The bracelet on the OR is well made with screws offering easy sizing without messing with pins, etc. The links move well without squeaking. The tolerances here are very tight (meant in a positive way - no binding) and the end links are breathtaking. This was one of the areas that drove me crazy about the Squale as the Atmos' end links were rounded off and did not appear to have been much more than an afterthought. The Steinhart's bracelet was well made, but the tolerances were not quite as tight and overall the bracelet felt heavy when compared to the Ocean Rover. The OR has a very well made Glide-lock clone (unbranded - a logo would have been a nice touch) that works very well. Adjusting sizing with the swelling of my wrist throughout the day has been quick and easy - every watch should have this feature.

The Ocean Rover case is well executed with a mix of brushed and polished surfaces. In comparison, the Squale seemed not to be quite as well refined, while the Steinhart just seemed LARGE. The back of the case on the OR is tastefully restrained - no complaints there at all. The Squale was disappointing overall in quality and lack of finish, by comparison. As an aside: The Steinhart's case back was a work of art. If you haven't seen one, you should take a look.

The Ginault stem action is solid - no play at all and the threads line up easily. Interesting that where others have lauded the Ginault's raised logo on the crown, I preferred the negative relief of the Steinhart's engraved crown. Personal preference, but then all of this is…

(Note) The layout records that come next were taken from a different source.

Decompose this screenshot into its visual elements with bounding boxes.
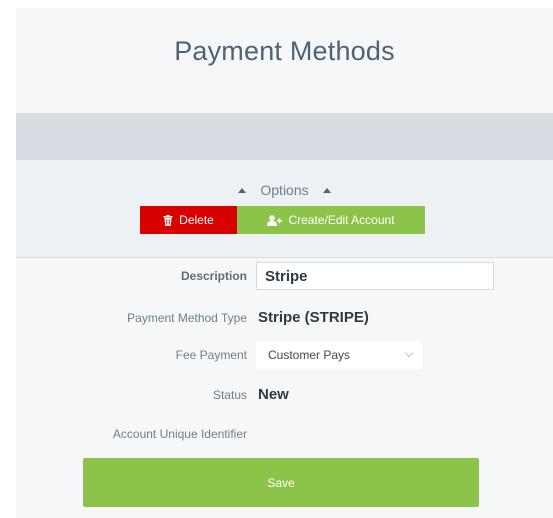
save-label: Save [267,475,295,490]
account-unique-identifier-label: Account Unique Identifier [112,427,247,441]
save-button[interactable]: Save [83,458,479,507]
options-area: Options Delete Create/Edit Account [16,160,553,258]
header-band [16,113,553,160]
delete-button[interactable]: Delete [140,206,237,234]
trash-icon [163,214,173,226]
description-row: Description [16,262,553,290]
options-button-row: Delete Create/Edit Account [140,206,425,234]
payment-method-type-value: Stripe (STRIPE) [258,309,369,326]
create-edit-account-label: Create/Edit Account [288,213,395,227]
fee-payment-select[interactable]: Customer Pays [256,341,422,369]
fee-payment-label: Fee Payment [175,348,247,362]
description-input[interactable] [256,262,494,290]
create-edit-account-button[interactable]: Create/Edit Account [237,206,425,234]
add-user-icon [267,214,283,226]
fee-payment-selected: Customer Pays [268,348,351,362]
payment-method-type-label: Payment Method Type [127,311,247,325]
page: Payment Methods Options Delete Create/Ed… [0,0,553,518]
account-unique-identifier-row: Account Unique Identifier [16,420,553,448]
payment-method-type-row: Payment Method Type Stripe (STRIPE) [16,304,553,332]
page-title: Payment Methods [174,36,395,66]
description-label: Description [180,269,247,283]
delete-label: Delete [179,213,214,227]
chevron-down-icon [404,348,414,358]
fee-payment-row: Fee Payment Customer Pays [16,341,553,369]
options-toggle[interactable]: Options [16,182,553,198]
options-label: Options [260,182,309,198]
payment-methods-panel: Payment Methods Options Delete Create/Ed… [16,8,553,518]
status-row: Status New [16,381,553,409]
status-label: Status [212,388,247,402]
status-value: New [258,386,289,403]
caret-up-icon [238,187,247,193]
caret-up-icon [322,187,331,193]
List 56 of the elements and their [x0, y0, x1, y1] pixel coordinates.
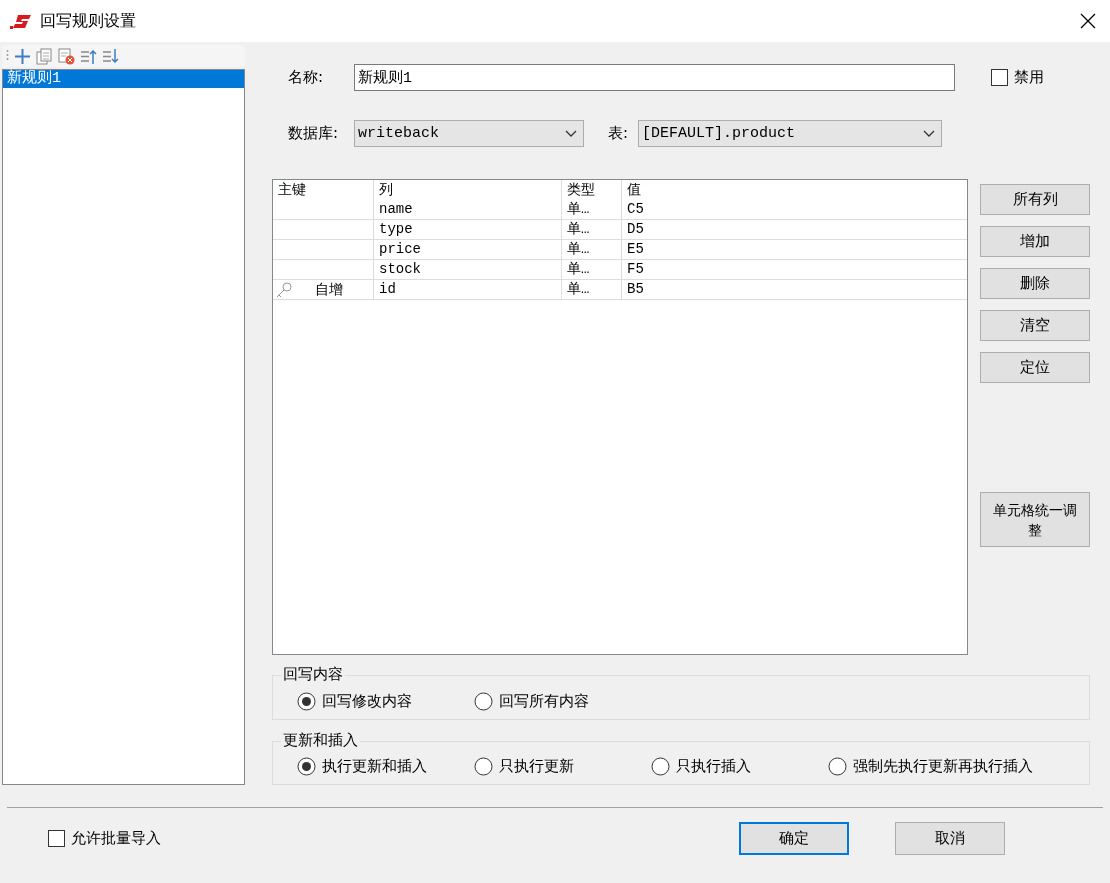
radio-option[interactable]: 回写修改内容 [297, 691, 462, 711]
rule-item[interactable]: 新规则1 [3, 70, 244, 88]
radio-option[interactable]: 回写所有内容 [474, 691, 639, 711]
table-cell: type [374, 220, 562, 239]
table-cell: 单… [562, 200, 622, 219]
column-header: 类型 [562, 180, 622, 200]
table-cell-text: C5 [626, 200, 645, 219]
caret-icon [923, 129, 936, 138]
adjust-button[interactable]: 单元格统一调整 [980, 492, 1090, 547]
radio-option[interactable]: 强制先执行更新再执行插入 [828, 757, 1033, 777]
side-button[interactable]: 增加 [980, 226, 1090, 257]
side-button[interactable]: 定位 [980, 352, 1090, 383]
batch-import-checkbox[interactable]: 允许批量导入 [48, 828, 161, 848]
table-cell-text: F5 [626, 260, 645, 279]
ok-button[interactable]: 确定 [739, 821, 849, 855]
table-cell: name [374, 200, 562, 219]
table-cell: 单… [562, 260, 622, 279]
table-cell: price [374, 240, 562, 259]
toolbar-grip-icon [6, 49, 9, 63]
name-field[interactable]: 新规则1 [354, 64, 955, 91]
column-header: 列 [374, 180, 562, 200]
column-header: 主键 [273, 180, 374, 200]
database-dropdown[interactable]: writeback [354, 120, 584, 147]
side-button[interactable]: 清空 [980, 310, 1090, 341]
disable-checkbox[interactable]: 禁用 [991, 68, 1044, 87]
table-cell: id [374, 280, 562, 299]
app-logo-icon [10, 12, 32, 30]
group-title: 回写内容 [281, 665, 345, 684]
radio-option[interactable]: 只执行插入 [651, 757, 816, 777]
column-header: 值 [626, 180, 642, 199]
close-icon[interactable] [1080, 13, 1096, 29]
side-button[interactable]: 删除 [980, 268, 1090, 299]
caret-icon [565, 129, 577, 138]
table-cell: 单… [562, 240, 622, 259]
table-cell: 单… [562, 220, 622, 239]
window-title: 回写规则设置 [40, 10, 137, 32]
delete-icon[interactable] [58, 47, 75, 65]
table-cell: 单… [562, 280, 622, 299]
add-icon[interactable] [14, 47, 31, 65]
table-cell: stock [374, 260, 562, 279]
table-label: 表: [608, 124, 629, 143]
group-title: 更新和插入 [281, 730, 360, 750]
table-cell-text: B5 [626, 280, 645, 299]
radio-option[interactable]: 执行更新和插入 [297, 757, 462, 777]
side-button[interactable]: 所有列 [980, 184, 1090, 215]
cancel-button[interactable]: 取消 [895, 821, 1005, 855]
move-up-icon[interactable] [80, 47, 97, 65]
move-down-icon[interactable] [102, 47, 119, 65]
database-label: 数据库: [287, 124, 340, 143]
table-cell-text: D5 [626, 220, 645, 239]
table-cell: 自增 [315, 280, 343, 299]
table-dropdown[interactable]: [DEFAULT].product [638, 120, 943, 147]
copy-icon[interactable] [36, 47, 53, 65]
radio-option[interactable]: 只执行更新 [474, 757, 639, 777]
name-label: 名称: [287, 68, 325, 87]
table-cell-text: E5 [626, 240, 645, 259]
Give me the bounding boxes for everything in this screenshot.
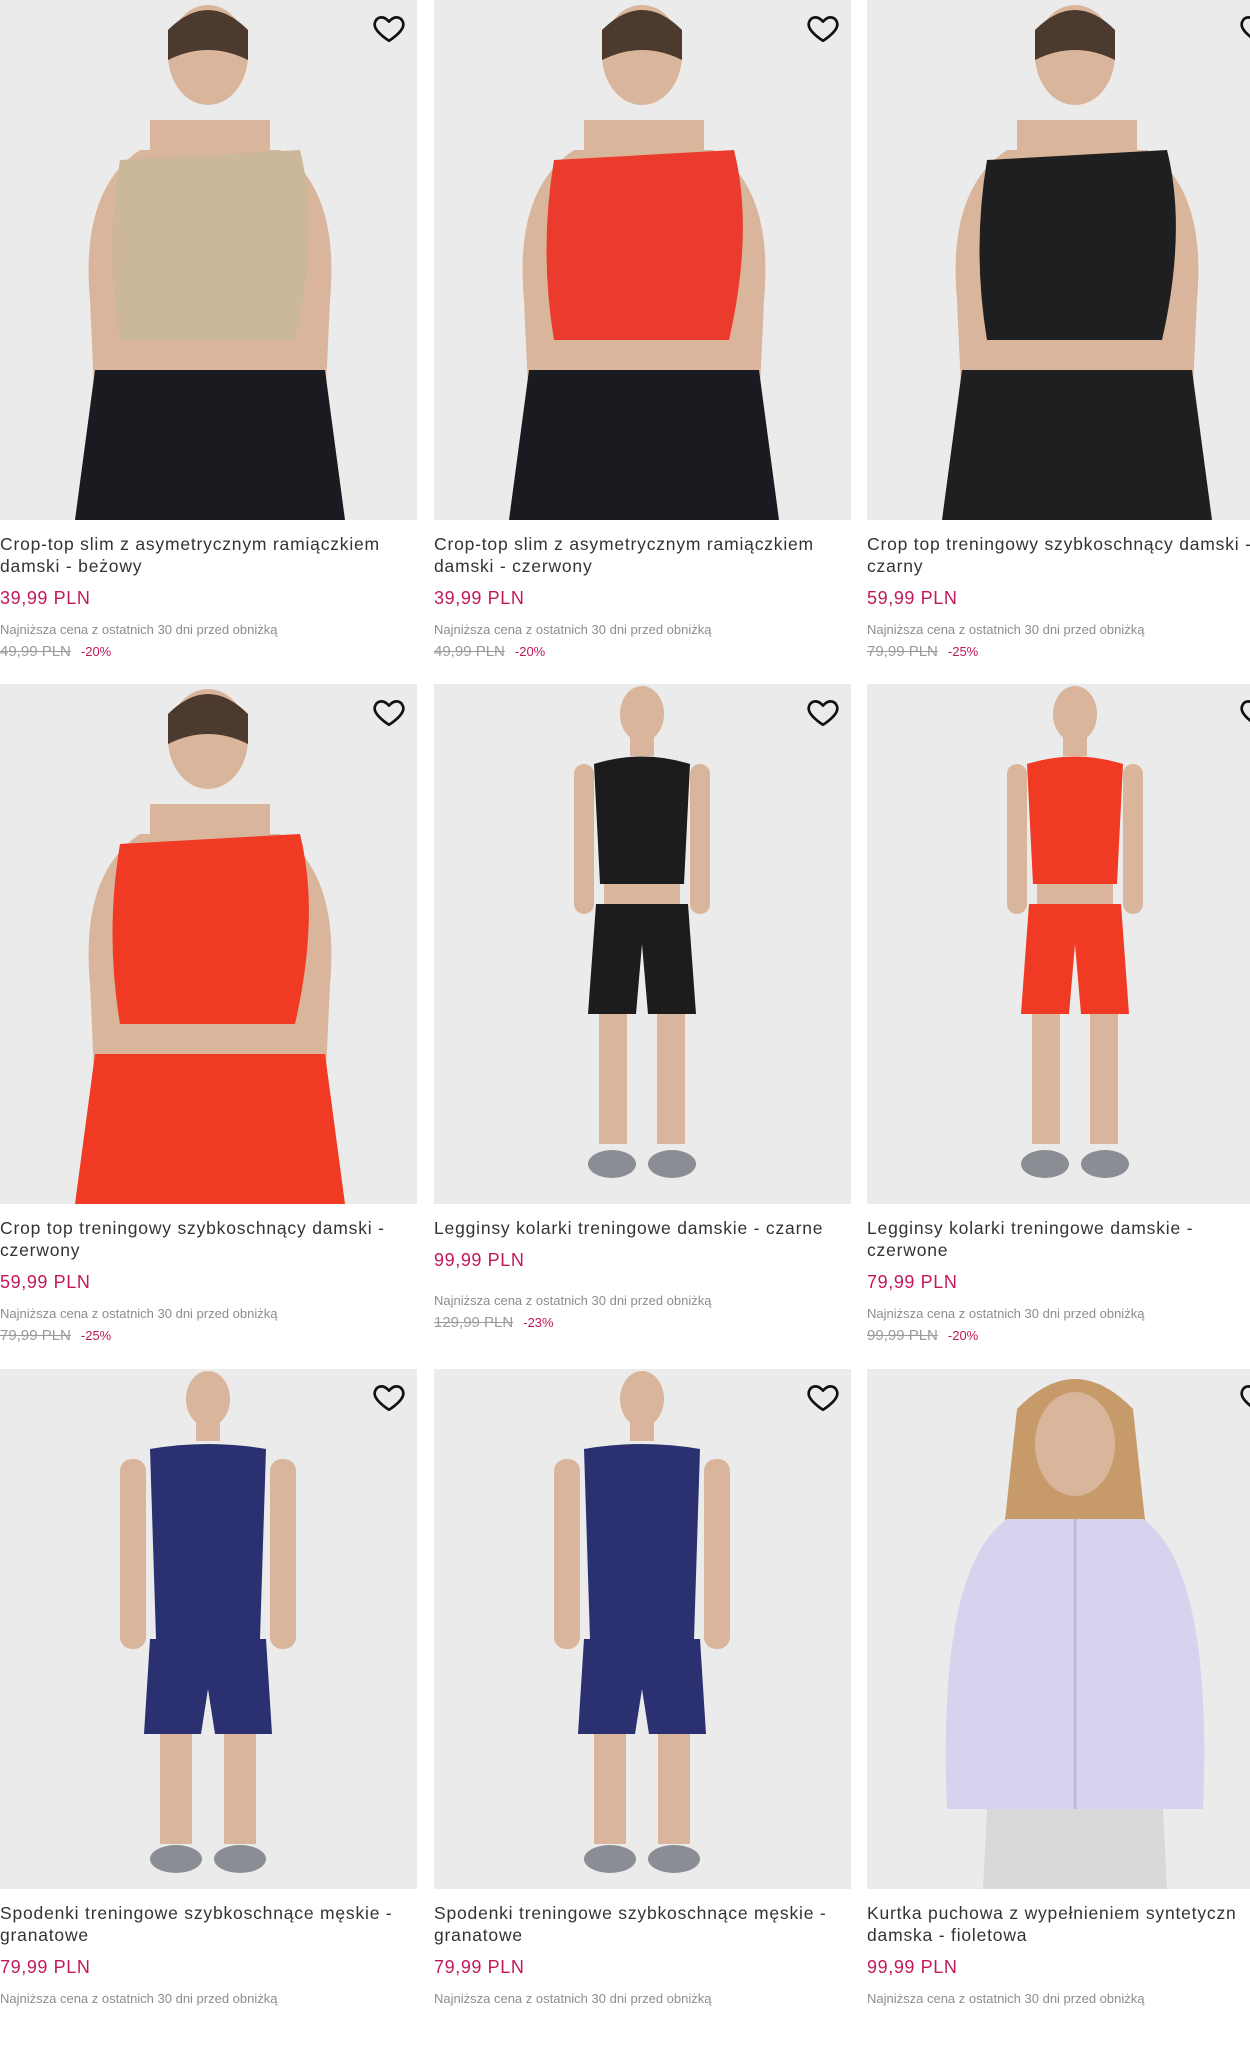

The Rover bezel is aluminum and is well made, with a readable font and a nicely-embedded pip. My bezel moves easily, but without concern that it might move on its own. I've seen other Ginault owners comment that their bezels seemed to stick, but I've had no issues at all. The bezel action is smooth and reliable, unlike the Squale, which was loose and did not inspire confidence in the overall build quality. The bezel size is appropriate for the watch, which was one of the Steinhart downchecks (that bezel was just huge!).

The OR crystal is slightly domed and is exceptionally clear, though I have to say I preferred the Steinhart execution. It isn't something I think about often when I'm looking at the OR, but the curvature and beveled edge on the Steinhart spoke to me in a way the Ginault does not.

The face of the Ocean Rover has elements that normally I just don't care for on a Sub homage, but darned if they don't work well together. I prefer a matte finish on a diver's dial and no metallic surrounds at the hour markers (and so my earlier Squale purchase), I'm also not a fan of sword hands normally, but again, the mix of design elements Ginault has chosen just works. The enameled dial is a deep black with no flaws that I've been able find. There are many schools of thought with respect to lines of text (is 2 enough? 4 too many?) on the dial, but in the flesh, the 4 line format chosen by Ginault works unobtrusively well. The lume is a high point here as well, with the material (Sand? Maybe?) applied flawlessly to the hour markers and hour and minute hands. This is very tight, detailed work. The red second hand is a nice touch and moves very smoothly around the dial.

Speaking of that movement, I've purposefully stayed away from discussion of the Ocean Rover's movement (where it was made, how it was made, whatever)… Refer to my watch geek comment earlier. I want a watch that will keep time and the OR does that just fine. I don't feel the rotor moving in the case, nor do I hear it when I'm moving the watch around (I've had others that were LOUD) - whether it was manufactured by Ginault, a modified movement built by someone else or what have you, it just doesn't matter to me. The watch does what a watch should do as its primary function - it keeps good time. I have yet to adjust it since setting it when I pulled it out of the box.

So, where are we? Well, the Ocean Rover is a solid effort that should scratch the itch for someone interested in a Sub Style model - the quality/cost equation works well (again, purely subjective, but this always will be a subjective equation) and I could easily see the OR being a primary wear piece for someone interested in a quality sport/dive-focused watch. What about me? Will I keep it? Maybe, but despite being very good, it probably isn't compelling enough to keep me from moving on… I've got the flipping bug and despite telling myself over and over that the next one will be the last, my eye does wander…


----------



## coachbh

Just received my Ginault Ocean Rover and having owned a 2-tone Rolex GMT in the 80's (sold in the 90's when I needed cash), and most recently a Submariner (no date) 114060, I can tell you that I love this watch. Someone once said that Rolex makes a fantastic $1,000 watch that sells of $8,000 because of incredibly effective marketing, and to them I say "Well done!"

This watch feels just like my 114060. Except... wait for it... I like it better. I seriously do. For me it's like wine; It doesn't need to be the right brand or the most expensive if I like it. I just don't care. The sand lume on this model 181070GSLN is just perfect. Such a buttery, warm contrast with the deep black, glossy face. The fact that the markers and hands are reminiscent of the 5517 is spot on, and the gridlock bracelet is my favorite feature on my 114060. I live in Southern California, and the temperature can vary 40 degrees (f) in day, so these micro adjustments are very helpful.

I wrote to Ginault and received a discounted price of $790 USD in exchange for a YouTube review which I will gladly do.

In short, I love this watch and am seriously considering selling my Rolex. (I hate the big lugs on this most recent model).

*tried, unsuccessfully to include an image. Sorry.


----------